Mais malgré le fait que ces gens aient été laissés sans rien, ils n’en sont pas devenus pour autant plus militants, ou prêts à exprimer leur solidarité, dit un autre membre du groupe.

"Les gens ont capitulé. Ils ont rendu les armes. Ils ont peur. Quand nous remettons l’électricité dans une maison comme celle-là, nous essayons de changer leur façon de voir les choses. Nous les aidons à se considérer eux-mêmes comme une partie de la solution plutôt que comme une partie du problème. Malheureusement, ce n’est pas facile à comprendre."
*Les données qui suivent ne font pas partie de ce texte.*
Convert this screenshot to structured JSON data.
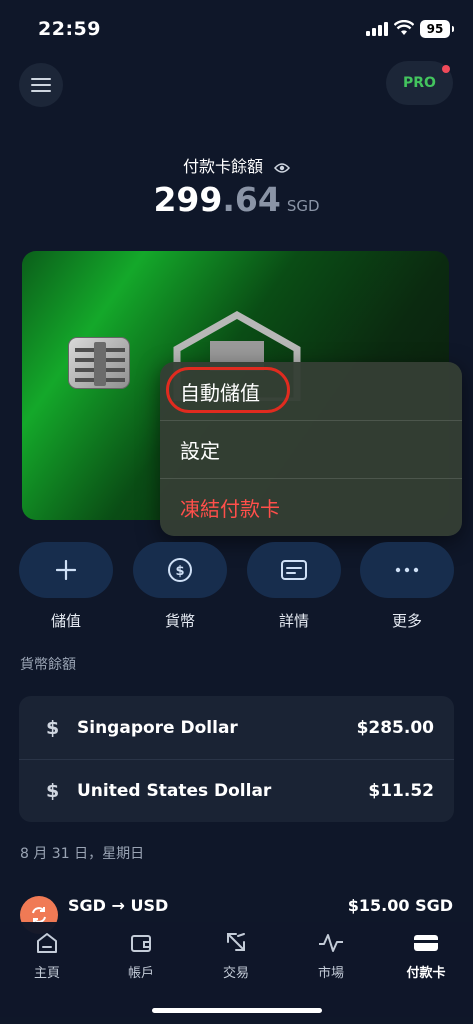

"En outre, malgré les conditions difficiles engendrées par la crise, il reste à convaincre les gens qu’il vaudrait mieux déplacer le niveau individuel au niveau collectif. Nous voyons ça quand nous avons des gens qui nous appellent 40 fois pour savoir quand est-ce qu’on va venir pour reconnecter leur électricité. Et une fois que c’est fait, ils ne répondent plus à nos appels. Mais nous voulons que cette solidarité dont nous faisons preuve se répande comme une épidémie. Et que les gens que nous aidons en aident d’autres dans le besoin. Malheureusement les choses bougent lentement à cet égard, mais nous avançons de manière régulière", ajoute Stergios Tsartakleas, un militant de la même organisation à Megara, une ville de l’Est de l’Attique.